After reviewing The Nation's findings, voter demographics authority David Bositis concluded that the purge-and-block program was "a patently obvious technique to discriminate against black voters." Bositis, senior research associate at the Joint Center for Political and Economic Studies in Washington, DC, notes that based on nationwide conviction rates, African-Americans would account for 46% of the ex-felon group wrongly disfranchised.

Breakdown of the distribution for 3 major counties:

  • Hillsbourgh county, 15%?11% voters are black, 54% names on list were black.
  • Miami-Dade, 20% voters are black, 66% names on list were black (3,794)
  • Leon County, 29% voters are black, 55% names on list were black


Appeals

In time, an appeals process was instituted, but in some cases it required ordinary citizens to be fingerprinted in order to prove they weren't the felons they were accused of being. In the end, out of 4,847 people who appealed, 2,430 were judged not to be convicted felons. As Civil Rights Commission attorney Bernard Quarterman put it during testimony in Miami on February 16, "They were guilty until proven innocent."

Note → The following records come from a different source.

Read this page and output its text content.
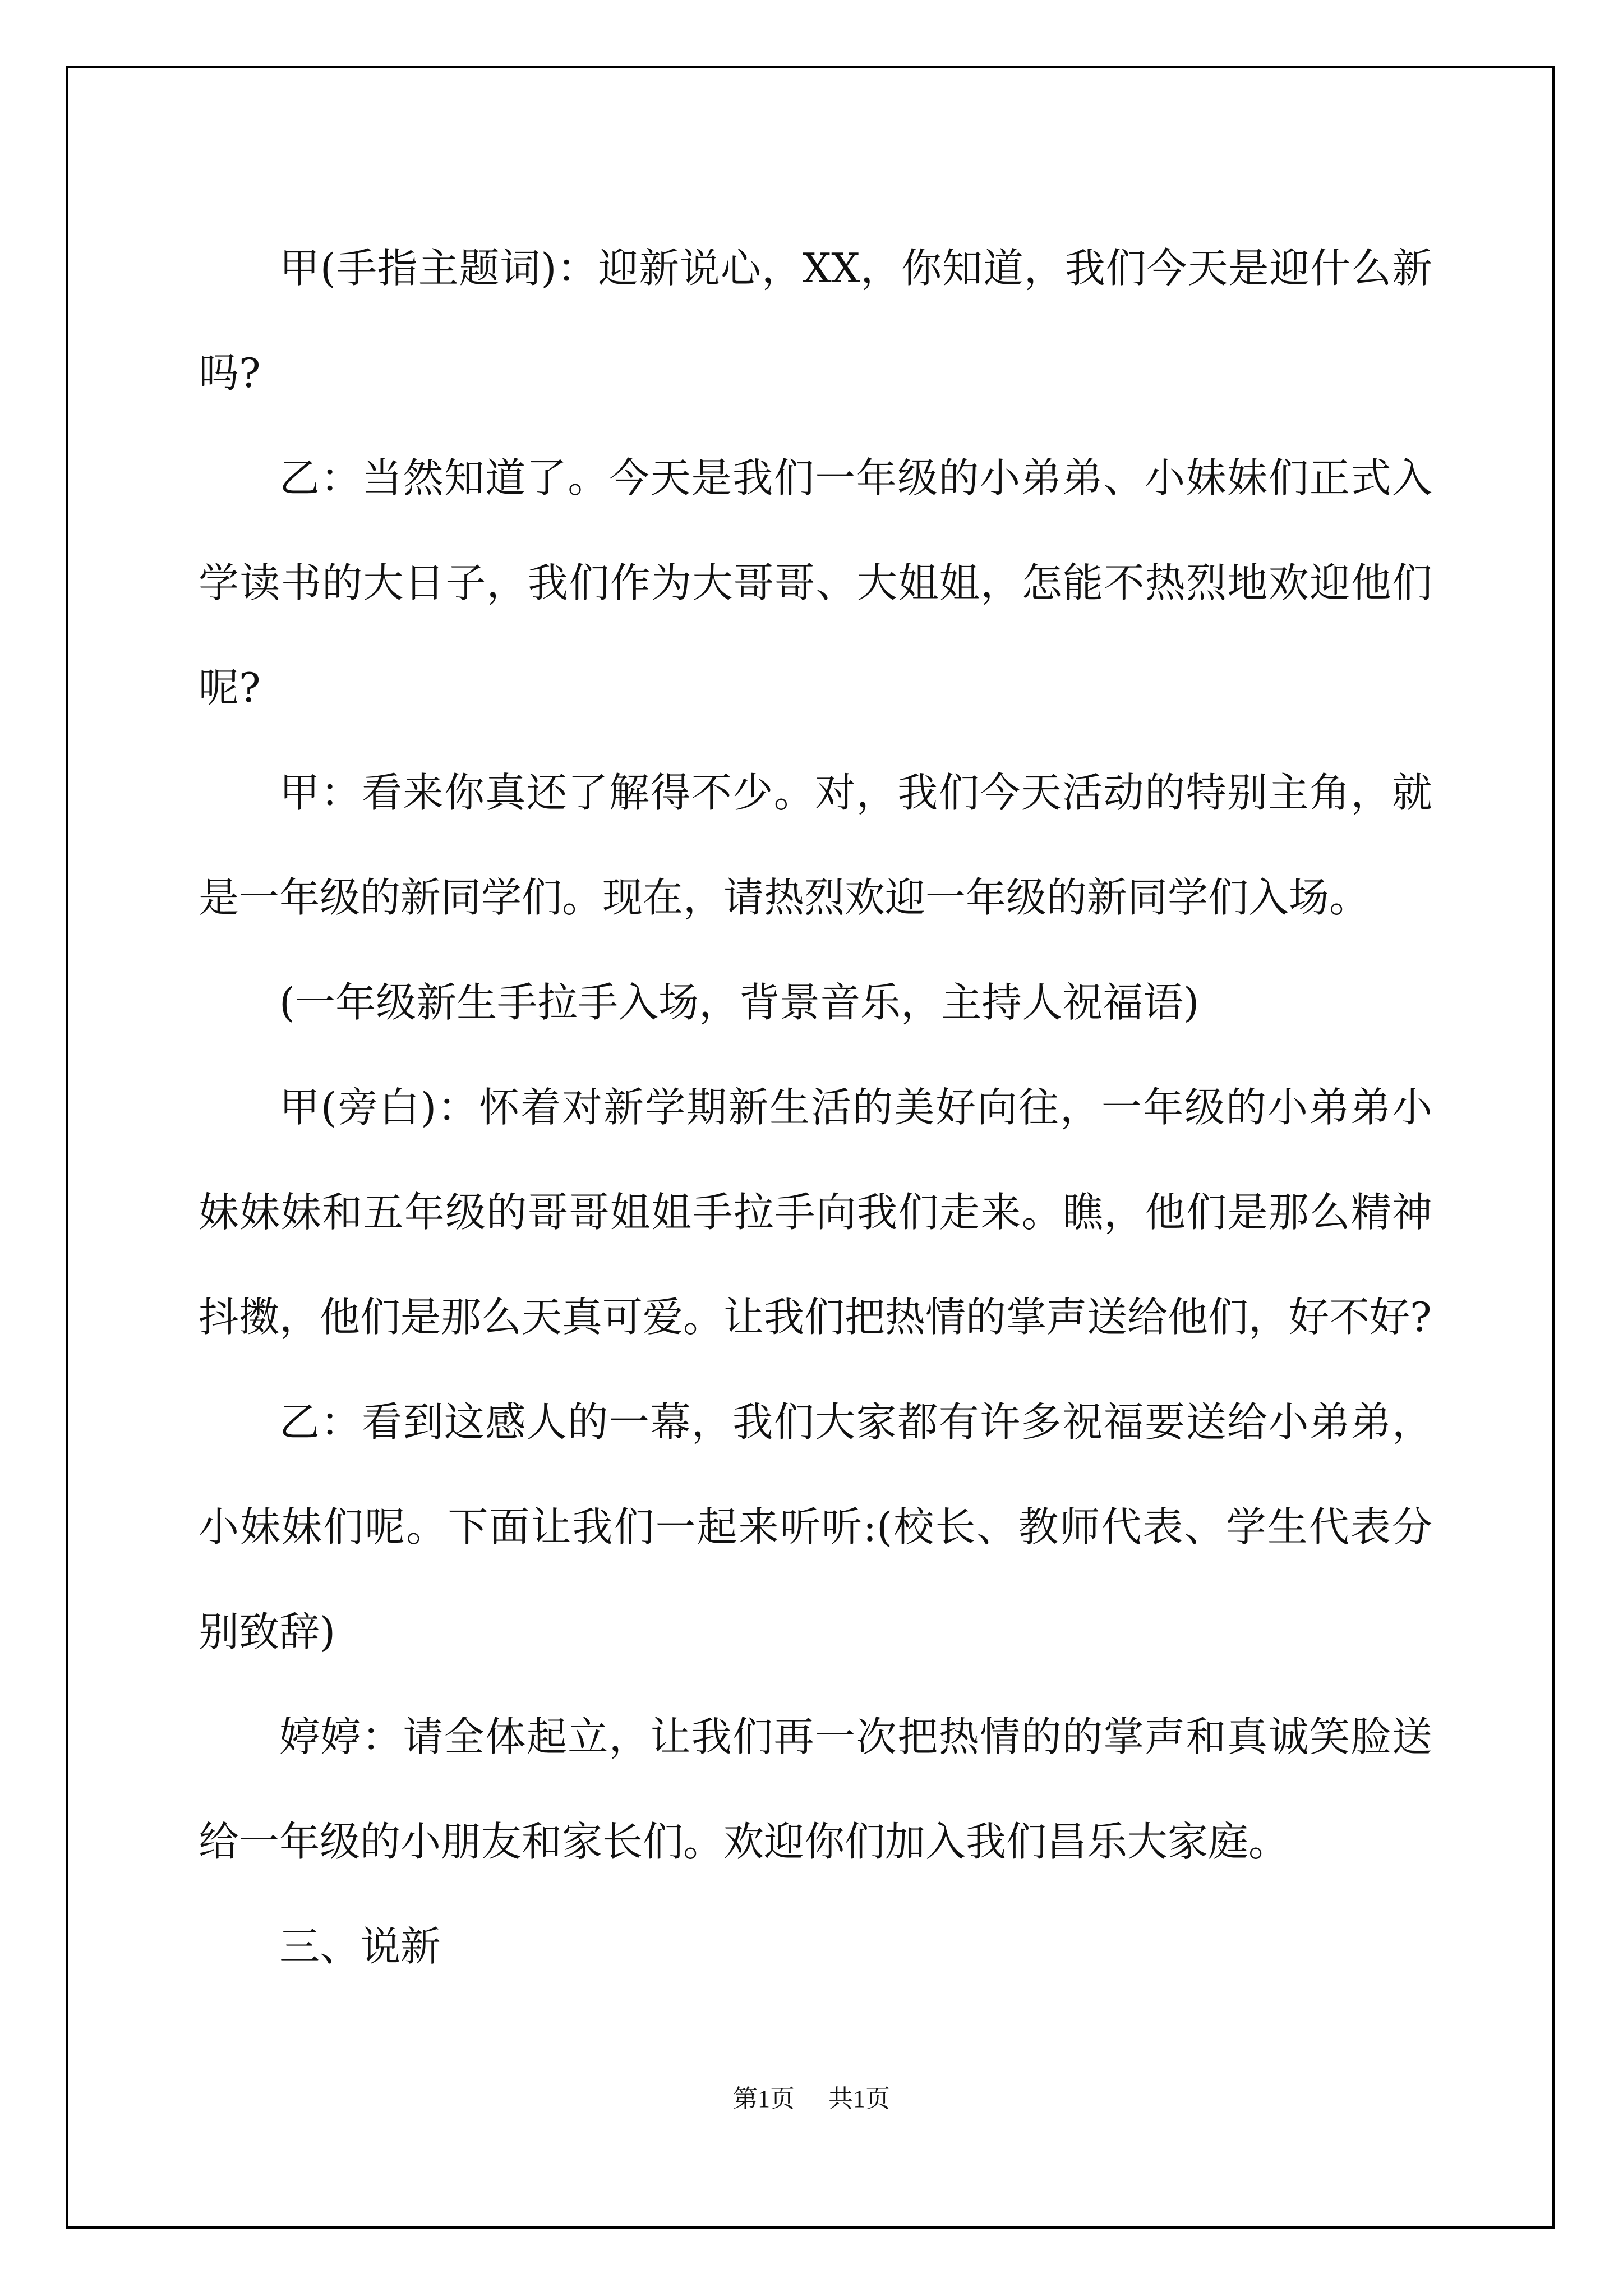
甲(手指主题词)：迎新说心，XX，你知道，我们今天是迎什么新吗?

乙：当然知道了。今天是我们一年级的小弟弟、小妹妹们正式入学读书的大日子，我们作为大哥哥、大姐姐，怎能不热烈地欢迎他们呢?

甲：看来你真还了解得不少。对，我们今天活动的特别主角，就是一年级的新同学们。现在，请热烈欢迎一年级的新同学们入场。

(一年级新生手拉手入场，背景音乐，主持人祝福语)

甲(旁白)：怀着对新学期新生活的美好向往，一年级的小弟弟小妹妹妹和五年级的哥哥姐姐手拉手向我们走来。瞧，他们是那么精神抖擞，他们是那么天真可爱。让我们把热情的掌声送给他们，好不好?

乙：看到这感人的一幕，我们大家都有许多祝福要送给小弟弟，小妹妹们呢。下面让我们一起来听听:(校长、教师代表、学生代表分别致辞)

婷婷：请全体起立，让我们再一次把热情的的掌声和真诚笑脸送给一年级的小朋友和家长们。欢迎你们加入我们昌乐大家庭。

三、说新

第1页 共1页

However, these numbers cannot be trusted to be accurate, because even after appealing, some people that were not convicted felons were still judged to be convicted felons. For example, Linda Howell, Madison County supervisor of elections, who is not a convicted felon and was never on the felon list provided by the Division of Elections or the Florida Department of Law Enforcement, erreneously recieved a form letter referencing a prior felony conviction from the Florida Department of Law Enforcement, and stating:

"The Florida Department of Law Enforcement (FDLE) received your Voter Registration Appeal Form. After reviewing your Florida criminal history, we have determined that you have a Florida felony conviction in our repository. FDLE will notify your supervisor of elections that we have data indicating that you meet the criteria of a convicted felon."

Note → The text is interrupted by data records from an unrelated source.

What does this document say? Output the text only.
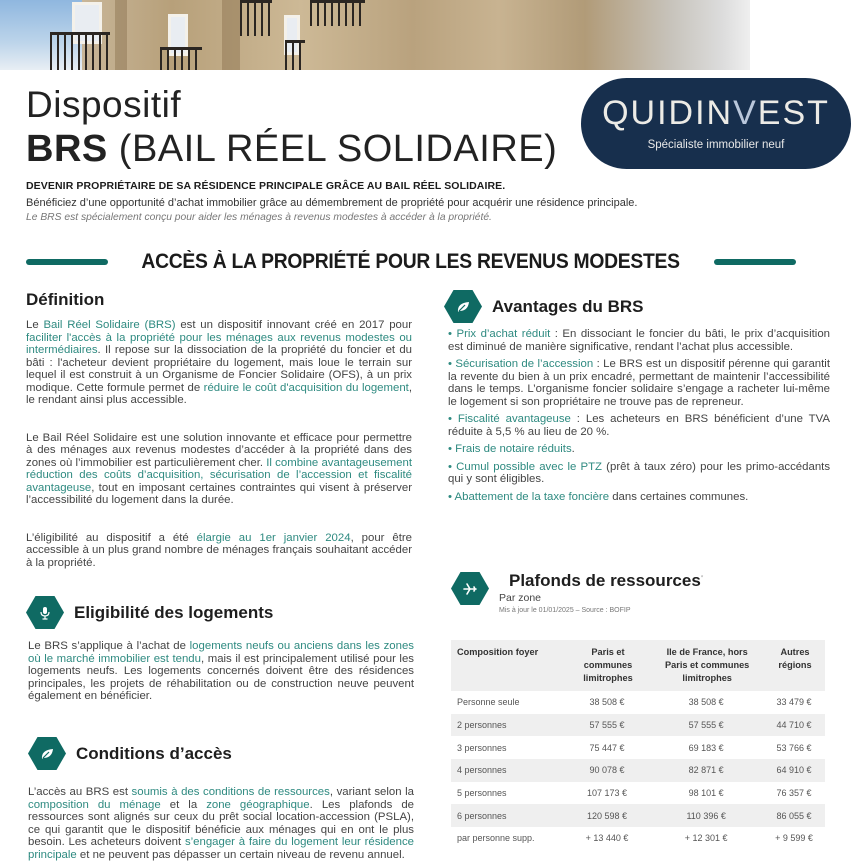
Dispositif
BRS (BAIL RÉEL SOLIDAIRE)
DEVENIR PROPRIÉTAIRE DE SA RÉSIDENCE PRINCIPALE GRÂCE AU BAIL RÉEL SOLIDAIRE.
Bénéficiez d’une opportunité d’achat immobilier grâce au démembrement de propriété pour acquérir une résidence principale.
Le BRS est spécialement conçu pour aider les ménages à revenus modestes à accéder à la propriété.
QUIDINVEST
Spécialiste immobilier neuf
ACCÈS À LA PROPRIÉTÉ POUR LES REVENUS MODESTES
Définition

Le Bail Réel Solidaire (BRS) est un dispositif innovant créé en 2017 pour faciliter l'accès à la propriété pour les ménages aux revenus modestes ou intermédiaires. Il repose sur la dissociation de la propriété du foncier et du bâti : l'acheteur devient propriétaire du logement, mais loue le terrain sur lequel il est construit à un Organisme de Foncier Solidaire (OFS), à un prix modique. Cette formule permet de réduire le coût d'acquisition du logement, le rendant ainsi plus accessible.

Le Bail Réel Solidaire est une solution innovante et efficace pour permettre à des ménages aux revenus modestes d’accéder à la propriété dans des zones où l’immobilier est particulièrement cher. Il combine avantageusement réduction des coûts d’acquisition, sécurisation de l’accession et fiscalité avantageuse, tout en imposant certaines contraintes qui visent à préserver l’accessibilité du logement dans la durée.

L’éligibilité au dispositif a été élargie au 1er janvier 2024, pour être accessible à un plus grand nombre de ménages français souhaitant accéder à la propriété.

Eligibilité des logements

Le BRS s’applique à l’achat de logements neufs ou anciens dans les zones où le marché immobilier est tendu, mais il est principalement utilisé pour les logements neufs. Les logements concernés doivent être des résidences principales, les projets de réhabilitation ou de construction neuve peuvent également en bénéficier.

Conditions d’accès

L’accès au BRS est soumis à des conditions de ressources, variant selon la composition du ménage et la zone géographique. Les plafonds de ressources sont alignés sur ceux du prêt social location-accession (PSLA), ce qui garantit que le dispositif bénéficie aux ménages qui en ont le plus besoin. Les acheteurs doivent s’engager à faire du logement leur résidence principale et ne peuvent pas dépasser un certain niveau de revenu annuel.

Avantages du BRS
• Prix d’achat réduit : En dissociant le foncier du bâti, le prix d’acquisition est diminué de manière significative, rendant l’achat plus accessible.
• Sécurisation de l’accession : Le BRS est un dispositif pérenne qui garantit la revente du bien à un prix encadré, permettant de maintenir l’accessibilité dans le temps. L’organisme foncier solidaire s’engage a racheter lui-même le logement si son propriétaire ne trouve pas de repreneur.
• Fiscalité avantageuse : Les acheteurs en BRS bénéficient d’une TVA réduite à 5,5 % au lieu de 20 %.
• Frais de notaire réduits.
• Cumul possible avec le PTZ (prêt à taux zéro) pour les primo-accédants qui y sont éligibles.
• Abattement de la taxe foncière dans certaines communes.
Plafonds de ressources*
Par zone
Mis à jour le 01/01/2025 – Source : BOFIP
Composition foyer	Paris et communes limitrophes	Ile de France, hors Paris et communes limitrophes	Autres régions
Personne seule	38 508 €	38 508 €	33 479 €
2 personnes	57 555 €	57 555 €	44 710 €
3 personnes	75 447 €	69 183 €	53 766 €
4 personnes	90 078 €	82 871 €	64 910 €
5 personnes	107 173 €	98 101 €	76 357 €
6 personnes	120 598 €	110 396 €	86 055 €
par personne supp.	+ 13 440 €	+ 12 301 €	+ 9 599 €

Ms. Howell recalled "I had sent the letter to one of my voters and he sent in the verification form. Instead of picking up his name, they picked up my name and sent me the information."

Kevin Baas | talk 01:13, 2004 Aug 19 (UTC)

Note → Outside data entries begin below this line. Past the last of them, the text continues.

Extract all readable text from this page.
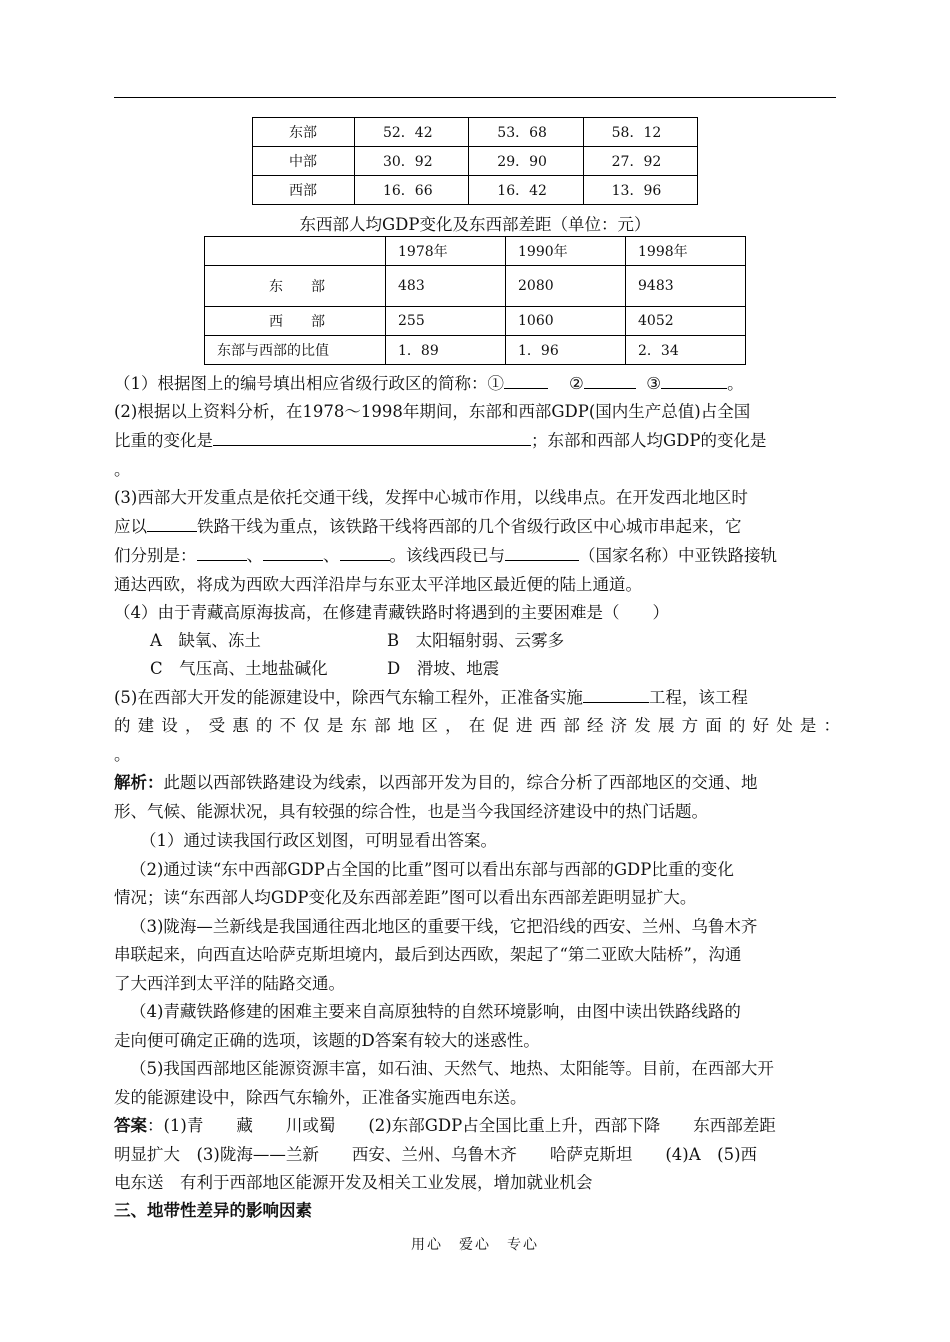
东部	52．42	53．68	58．12
中部	30．92	29．90	27．92
西部	16．66	16．42	13．96
东西部人均GDP变化及东西部差距（单位：元）
	1978年	1990年	1998年
东　　部	483	2080	9483
西　　部	255	1060	4052
东部与西部的比值	1．89	1．96	2．34
（1）根据图上的编号填出相应省级行政区的简称：①	②	③	。
(2)根据以上资料分析，在1978～1998年期间，东部和西部GDP(国内生产总值)占全国
比重的变化是	；东部和西部人均GDP的变化是
。
(3)西部大开发重点是依托交通干线，发挥中心城市作用，以线串点。在开发西北地区时
应以	铁路干线为重点，该铁路干线将西部的几个省级行政区中心城市串起来，它
们分别是：	、	、	。该线西段已与	（国家名称）中亚铁路接轨
通达西欧，将成为西欧大西洋沿岸与东亚太平洋地区最近便的陆上通道。
（4）由于青藏高原海拔高，在修建青藏铁路时将遇到的主要困难是（　　）
A　缺氧、冻土	B　太阳辐射弱、云雾多
C　气压高、土地盐碱化	D　滑坡、地震
(5)在西部大开发的能源建设中，除西气东输工程外，正准备实施	工程，该工程
的建设，受惠的不仅是东部地区，在促进西部经济发展方面的好处是：
。
解析：此题以西部铁路建设为线索，以西部开发为目的，综合分析了西部地区的交通、地
形、气候、能源状况，具有较强的综合性，也是当今我国经济建设中的热门话题。
（1）通过读我国行政区划图，可明显看出答案。
（2)通过读“东中西部GDP占全国的比重”图可以看出东部与西部的GDP比重的变化
情况；读“东西部人均GDP变化及东西部差距”图可以看出东西部差距明显扩大。
（3)陇海—兰新线是我国通往西北地区的重要干线，它把沿线的西安、兰州、乌鲁木齐
串联起来，向西直达哈萨克斯坦境内，最后到达西欧，架起了“第二亚欧大陆桥”，沟通
了大西洋到太平洋的陆路交通。
（4)青藏铁路修建的困难主要来自高原独特的自然环境影响，由图中读出铁路线路的
走向便可确定正确的选项，该题的D答案有较大的迷惑性。
（5)我国西部地区能源资源丰富，如石油、天然气、地热、太阳能等。目前，在西部大开
发的能源建设中，除西气东输外，正准备实施西电东送。
答案：(1)青　　藏　　川或蜀　　(2)东部GDP占全国比重上升，西部下降　　东西部差距
明显扩大　(3)陇海——兰新　　西安、兰州、乌鲁木齐　　哈萨克斯坦　　(4)A　(5)西
电东送　有利于西部地区能源开发及相关工业发展，增加就业机会
三、地带性差异的影响因素
用心　爱心　专心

Side issues (not relating to 57,746 DBT/Choicepoint purge list)

In compiling a list by looking at felons from other states, Florida could, in the process, single out citizens who committed felons in other states but, after serving their time or successfully petitioning the courts, had their voting rights returned to them. According to Florida law, felons can vote once their voting rights have been reinstated.

People from other states who have arrived in Florida with a felony conviction in their past number “clearly over 50,000 and likely over 100,000,” says criminal demographics expert Jeffrey Manza of Northwestern University, are no fewer than 40,000 reformed felons eligible to vote in Florida.

Nevertheless, agencies controlled by Harris and Bush ordered county officials to reject attempts by these eligible voters to register, while, publicly, the governor’s office states that it adheres to court rulings not to obstruct these ex-offenders in the exercise of their civil rights. Further, Harris’s office used sophisticated computer programs to hunt those felons eligible to vote and ordered them thrown off the voter registries.